Michael Blanchard Aylwin, Timothy William Butler, and Craig Burns Champie appeal from a judgment entered on a jury verdict which found them guilty of violation of Penal Code section 182 (conspiracy to manufacture lysergic acid [LSD]), violation of Health and Safety Code section 11910 (possession of LSD), and violation of Health and Safety Code section 11912. The section 11912 charge was manufacture of LSD, but the jury found appellants guilty of attempt to manufacture the forbidden drug.

The case is primarily one of that species of search and seizure cases which comprise the subject of fruit of the poisonous tree. It is convenient to commence with the time when the fruit was plucked. That the defendants are guilty of the offenses, if the fruit was not infected by organisms within the tree, is not open to doubt. They were running a full-fledged factory *830 for the manufacture of LSD at 212 South MacPherson Street, Fort Bragg, Mendocino County, at the date of their arrest, June 16, 1970. Apparently because of the size of the operation, some 15 to 20' police officers surrounded the rented house at 212 South MacPherson Street. Upon entry, the officers found a large number of chemicals, including LSD, laboratory equipment, and an eight-page formula for the manufacture of LSD. The officers were armed with a search warrant which contains an unchallenged description of the place to be searched, and the things to be seized.
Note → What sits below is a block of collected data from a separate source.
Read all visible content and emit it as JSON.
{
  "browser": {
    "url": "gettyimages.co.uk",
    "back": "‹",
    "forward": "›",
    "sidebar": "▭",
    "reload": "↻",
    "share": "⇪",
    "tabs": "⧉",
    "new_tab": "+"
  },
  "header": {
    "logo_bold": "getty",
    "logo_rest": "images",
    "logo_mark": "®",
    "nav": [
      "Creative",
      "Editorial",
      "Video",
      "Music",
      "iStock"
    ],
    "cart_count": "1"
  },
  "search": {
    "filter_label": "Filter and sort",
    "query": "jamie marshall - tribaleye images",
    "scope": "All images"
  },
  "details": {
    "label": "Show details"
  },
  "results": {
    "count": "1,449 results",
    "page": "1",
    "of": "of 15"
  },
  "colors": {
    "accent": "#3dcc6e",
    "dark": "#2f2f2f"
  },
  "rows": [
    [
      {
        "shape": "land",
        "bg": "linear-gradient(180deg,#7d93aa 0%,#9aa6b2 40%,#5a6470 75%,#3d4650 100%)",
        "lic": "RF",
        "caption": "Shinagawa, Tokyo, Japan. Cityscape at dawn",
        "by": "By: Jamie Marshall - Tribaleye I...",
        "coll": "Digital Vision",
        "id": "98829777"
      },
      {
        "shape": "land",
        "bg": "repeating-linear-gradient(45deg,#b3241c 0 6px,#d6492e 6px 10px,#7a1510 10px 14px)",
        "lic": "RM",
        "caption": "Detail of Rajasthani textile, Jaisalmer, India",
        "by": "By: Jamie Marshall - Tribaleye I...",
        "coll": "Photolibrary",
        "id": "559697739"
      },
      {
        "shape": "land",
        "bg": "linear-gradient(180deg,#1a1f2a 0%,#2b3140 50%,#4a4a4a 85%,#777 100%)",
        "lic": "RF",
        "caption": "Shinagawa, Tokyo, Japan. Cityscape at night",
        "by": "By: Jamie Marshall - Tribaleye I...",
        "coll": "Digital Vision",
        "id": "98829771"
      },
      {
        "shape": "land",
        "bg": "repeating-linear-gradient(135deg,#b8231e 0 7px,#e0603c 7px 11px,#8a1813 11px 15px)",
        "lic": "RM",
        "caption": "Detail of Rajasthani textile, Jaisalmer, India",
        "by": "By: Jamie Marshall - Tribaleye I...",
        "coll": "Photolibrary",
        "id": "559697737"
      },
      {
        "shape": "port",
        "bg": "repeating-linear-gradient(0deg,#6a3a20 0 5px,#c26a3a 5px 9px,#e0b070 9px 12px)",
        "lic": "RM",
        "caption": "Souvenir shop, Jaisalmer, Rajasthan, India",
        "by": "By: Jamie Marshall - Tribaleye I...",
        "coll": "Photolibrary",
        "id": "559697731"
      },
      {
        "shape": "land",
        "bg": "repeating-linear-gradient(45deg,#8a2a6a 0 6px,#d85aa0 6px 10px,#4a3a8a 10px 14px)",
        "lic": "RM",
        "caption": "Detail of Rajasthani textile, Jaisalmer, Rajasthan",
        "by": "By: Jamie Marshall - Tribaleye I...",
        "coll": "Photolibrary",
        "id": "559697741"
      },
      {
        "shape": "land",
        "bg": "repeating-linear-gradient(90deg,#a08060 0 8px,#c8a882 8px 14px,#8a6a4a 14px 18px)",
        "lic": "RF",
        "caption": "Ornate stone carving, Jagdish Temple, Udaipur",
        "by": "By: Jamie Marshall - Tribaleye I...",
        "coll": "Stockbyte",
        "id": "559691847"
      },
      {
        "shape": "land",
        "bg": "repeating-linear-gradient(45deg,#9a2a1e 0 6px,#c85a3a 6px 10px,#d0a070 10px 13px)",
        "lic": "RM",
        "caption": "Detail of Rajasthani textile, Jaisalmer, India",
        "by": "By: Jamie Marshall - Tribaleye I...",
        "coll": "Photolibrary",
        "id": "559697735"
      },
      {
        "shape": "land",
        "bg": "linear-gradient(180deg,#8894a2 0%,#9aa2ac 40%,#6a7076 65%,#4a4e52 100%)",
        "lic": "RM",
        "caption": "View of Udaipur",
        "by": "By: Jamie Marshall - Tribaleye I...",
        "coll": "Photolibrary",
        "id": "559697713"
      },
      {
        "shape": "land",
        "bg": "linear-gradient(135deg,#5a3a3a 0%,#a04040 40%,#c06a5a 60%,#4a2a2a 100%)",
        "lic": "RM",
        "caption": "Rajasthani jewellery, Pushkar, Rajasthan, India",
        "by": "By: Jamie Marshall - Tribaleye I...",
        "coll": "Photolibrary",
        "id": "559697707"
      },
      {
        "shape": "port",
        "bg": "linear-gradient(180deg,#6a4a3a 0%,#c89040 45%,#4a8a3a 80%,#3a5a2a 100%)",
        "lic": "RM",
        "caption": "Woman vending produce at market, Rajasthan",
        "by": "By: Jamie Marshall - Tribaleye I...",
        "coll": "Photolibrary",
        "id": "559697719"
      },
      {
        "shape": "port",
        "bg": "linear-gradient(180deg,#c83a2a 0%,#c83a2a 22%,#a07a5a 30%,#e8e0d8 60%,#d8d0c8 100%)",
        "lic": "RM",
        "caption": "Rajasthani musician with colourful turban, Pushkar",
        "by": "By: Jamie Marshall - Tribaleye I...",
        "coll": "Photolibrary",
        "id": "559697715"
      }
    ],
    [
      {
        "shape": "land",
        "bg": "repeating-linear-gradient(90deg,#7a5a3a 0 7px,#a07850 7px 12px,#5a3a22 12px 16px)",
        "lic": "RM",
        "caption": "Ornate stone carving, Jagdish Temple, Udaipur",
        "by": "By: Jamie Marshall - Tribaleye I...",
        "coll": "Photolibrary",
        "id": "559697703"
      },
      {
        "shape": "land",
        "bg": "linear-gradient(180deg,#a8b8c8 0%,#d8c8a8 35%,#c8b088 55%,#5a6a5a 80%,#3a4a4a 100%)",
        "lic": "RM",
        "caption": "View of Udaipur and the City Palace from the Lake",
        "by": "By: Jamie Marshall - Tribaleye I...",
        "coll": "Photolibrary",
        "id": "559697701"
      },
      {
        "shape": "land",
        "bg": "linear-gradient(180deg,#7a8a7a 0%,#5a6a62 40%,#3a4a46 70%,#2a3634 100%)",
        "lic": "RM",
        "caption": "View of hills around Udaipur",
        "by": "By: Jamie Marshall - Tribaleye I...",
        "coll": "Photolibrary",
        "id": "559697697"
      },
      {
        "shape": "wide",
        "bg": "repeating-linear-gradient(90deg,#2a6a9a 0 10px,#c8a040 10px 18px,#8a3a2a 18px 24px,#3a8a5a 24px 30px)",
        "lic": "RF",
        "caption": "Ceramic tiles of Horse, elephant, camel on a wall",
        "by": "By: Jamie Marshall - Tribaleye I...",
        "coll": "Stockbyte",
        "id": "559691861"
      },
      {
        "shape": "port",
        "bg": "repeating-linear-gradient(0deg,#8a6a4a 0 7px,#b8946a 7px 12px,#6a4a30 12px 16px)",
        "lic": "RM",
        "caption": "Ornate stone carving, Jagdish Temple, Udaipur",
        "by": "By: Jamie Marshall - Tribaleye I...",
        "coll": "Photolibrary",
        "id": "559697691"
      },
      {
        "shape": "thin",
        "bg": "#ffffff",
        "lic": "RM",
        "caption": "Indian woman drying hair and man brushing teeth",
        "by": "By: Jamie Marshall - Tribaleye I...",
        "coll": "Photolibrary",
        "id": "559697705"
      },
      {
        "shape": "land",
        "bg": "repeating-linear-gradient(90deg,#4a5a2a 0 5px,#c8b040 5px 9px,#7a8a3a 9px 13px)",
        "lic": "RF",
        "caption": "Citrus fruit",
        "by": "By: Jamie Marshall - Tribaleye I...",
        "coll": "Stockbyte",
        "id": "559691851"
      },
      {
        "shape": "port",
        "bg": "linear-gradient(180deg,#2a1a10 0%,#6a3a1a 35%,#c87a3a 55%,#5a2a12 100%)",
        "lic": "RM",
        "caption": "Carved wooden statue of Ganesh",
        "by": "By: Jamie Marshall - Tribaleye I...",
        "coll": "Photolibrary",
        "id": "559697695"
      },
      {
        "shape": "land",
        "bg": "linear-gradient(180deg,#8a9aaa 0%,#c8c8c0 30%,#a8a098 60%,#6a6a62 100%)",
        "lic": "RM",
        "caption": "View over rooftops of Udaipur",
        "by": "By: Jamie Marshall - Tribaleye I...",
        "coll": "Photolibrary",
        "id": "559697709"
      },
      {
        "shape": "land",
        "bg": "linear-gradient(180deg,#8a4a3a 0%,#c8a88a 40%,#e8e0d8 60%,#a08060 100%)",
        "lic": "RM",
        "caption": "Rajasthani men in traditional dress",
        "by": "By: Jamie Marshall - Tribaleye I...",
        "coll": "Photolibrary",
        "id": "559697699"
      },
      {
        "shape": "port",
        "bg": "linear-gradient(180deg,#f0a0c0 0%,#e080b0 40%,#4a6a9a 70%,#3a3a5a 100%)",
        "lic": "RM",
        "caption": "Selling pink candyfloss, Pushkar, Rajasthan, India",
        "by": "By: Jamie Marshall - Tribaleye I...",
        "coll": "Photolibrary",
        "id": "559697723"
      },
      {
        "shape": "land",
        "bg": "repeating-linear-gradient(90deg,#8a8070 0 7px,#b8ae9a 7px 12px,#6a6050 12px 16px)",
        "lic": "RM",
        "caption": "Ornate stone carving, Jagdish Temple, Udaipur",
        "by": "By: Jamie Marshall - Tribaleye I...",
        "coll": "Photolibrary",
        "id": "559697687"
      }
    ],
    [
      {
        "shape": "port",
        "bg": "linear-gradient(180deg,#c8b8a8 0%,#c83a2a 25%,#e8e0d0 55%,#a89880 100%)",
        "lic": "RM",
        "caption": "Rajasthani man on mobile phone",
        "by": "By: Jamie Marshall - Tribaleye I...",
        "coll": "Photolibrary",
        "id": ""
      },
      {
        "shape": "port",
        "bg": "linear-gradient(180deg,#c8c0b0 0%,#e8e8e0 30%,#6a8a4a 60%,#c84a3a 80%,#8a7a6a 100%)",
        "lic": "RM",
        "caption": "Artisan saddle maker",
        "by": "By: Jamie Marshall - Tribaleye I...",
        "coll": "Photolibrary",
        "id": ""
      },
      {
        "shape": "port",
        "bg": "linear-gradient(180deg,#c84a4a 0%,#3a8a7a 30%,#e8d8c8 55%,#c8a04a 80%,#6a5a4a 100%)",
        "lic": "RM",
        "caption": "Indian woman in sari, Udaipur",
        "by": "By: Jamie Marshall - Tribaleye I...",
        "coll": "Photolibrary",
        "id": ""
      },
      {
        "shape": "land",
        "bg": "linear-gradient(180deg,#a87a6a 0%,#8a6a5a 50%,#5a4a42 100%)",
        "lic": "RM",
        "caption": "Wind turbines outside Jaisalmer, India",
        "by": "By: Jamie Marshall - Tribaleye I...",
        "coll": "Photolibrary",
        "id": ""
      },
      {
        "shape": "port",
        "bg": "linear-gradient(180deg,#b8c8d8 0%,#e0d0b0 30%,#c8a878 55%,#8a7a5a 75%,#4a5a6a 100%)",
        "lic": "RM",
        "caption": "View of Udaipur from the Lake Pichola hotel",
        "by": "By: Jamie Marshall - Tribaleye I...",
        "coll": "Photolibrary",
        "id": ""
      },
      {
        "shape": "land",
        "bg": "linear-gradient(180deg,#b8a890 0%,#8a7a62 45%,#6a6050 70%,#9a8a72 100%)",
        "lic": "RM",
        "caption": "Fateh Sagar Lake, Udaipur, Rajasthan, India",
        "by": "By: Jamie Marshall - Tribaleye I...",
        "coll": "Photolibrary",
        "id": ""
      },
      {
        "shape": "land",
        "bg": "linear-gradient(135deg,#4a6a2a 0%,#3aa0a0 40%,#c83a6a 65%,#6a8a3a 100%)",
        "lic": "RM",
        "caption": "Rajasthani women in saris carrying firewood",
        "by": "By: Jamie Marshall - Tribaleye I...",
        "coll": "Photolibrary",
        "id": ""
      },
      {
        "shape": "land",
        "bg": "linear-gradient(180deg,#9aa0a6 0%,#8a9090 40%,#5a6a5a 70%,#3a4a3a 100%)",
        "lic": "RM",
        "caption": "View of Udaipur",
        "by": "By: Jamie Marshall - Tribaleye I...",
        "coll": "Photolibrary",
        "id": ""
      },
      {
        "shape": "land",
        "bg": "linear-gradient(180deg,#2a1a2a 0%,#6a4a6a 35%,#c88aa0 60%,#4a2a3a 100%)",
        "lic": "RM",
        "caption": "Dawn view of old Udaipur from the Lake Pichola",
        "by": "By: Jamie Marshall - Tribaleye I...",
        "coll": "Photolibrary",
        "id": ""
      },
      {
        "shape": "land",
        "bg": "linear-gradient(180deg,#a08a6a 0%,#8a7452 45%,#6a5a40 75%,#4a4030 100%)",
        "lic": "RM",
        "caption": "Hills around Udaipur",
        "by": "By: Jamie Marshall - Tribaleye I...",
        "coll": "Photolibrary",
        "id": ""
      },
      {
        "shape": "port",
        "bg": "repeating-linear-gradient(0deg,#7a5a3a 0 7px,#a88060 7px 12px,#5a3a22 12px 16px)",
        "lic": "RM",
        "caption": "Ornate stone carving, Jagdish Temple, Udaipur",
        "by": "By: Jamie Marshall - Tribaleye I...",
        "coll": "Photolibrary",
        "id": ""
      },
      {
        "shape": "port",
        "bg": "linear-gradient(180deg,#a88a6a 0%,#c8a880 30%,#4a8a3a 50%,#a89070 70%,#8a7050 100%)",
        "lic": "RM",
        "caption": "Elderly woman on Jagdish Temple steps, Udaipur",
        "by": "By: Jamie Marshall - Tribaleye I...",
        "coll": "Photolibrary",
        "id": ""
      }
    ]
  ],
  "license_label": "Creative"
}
Although some point is made of the manner of entry, violation of Penal Code section 1531 being asserted, this point may be disposed of readily. An agent knocked on the door and shouted, “Police officers. We have a search warrant.” The door was open at least three-quarters of the way. Upon knocking, Agent Filben “heard what I thought sounded like running feet.” He also testified that he heard the sounds of machinery running and glass breaking. At the door, Filben detected the “chemical smell” of either ether or acetone. After waiting about five seconds from the time he had knocked, Filben and the other officers entered the house. Filben stated that he “rushed in because [he] heard the running feet.” Filben also testified that he feared that Jean Rodigou, whom he expected to see within the house, might resort to violence. His belief was apparently based on a report of Rodigou’s confrontation with a Mrs. Hazen, to which reference is made below. Moreover, Filben feared the possibility of an explosion because, he testified, “I consider all laboratories as potentially dangerous in that the chemicals used are volatile. ... I also talked with other officers who have investigated laboratories that have exploded wherein people have been maimed, killed, injured.” He admitted, however, that no LSD laboratory to his knowledge had ever exploded.

When the officers entered the dwelling one of the occupants demonstrated his appreciation of the purpose of the visit. He tried to escape through a window. It was either Jean Rodigou, Timothy Butler, or Craig Champie. Others arrested were Michael Aylwin and Katharin Thomas. Under the circumstances, there was no violation of section 1531.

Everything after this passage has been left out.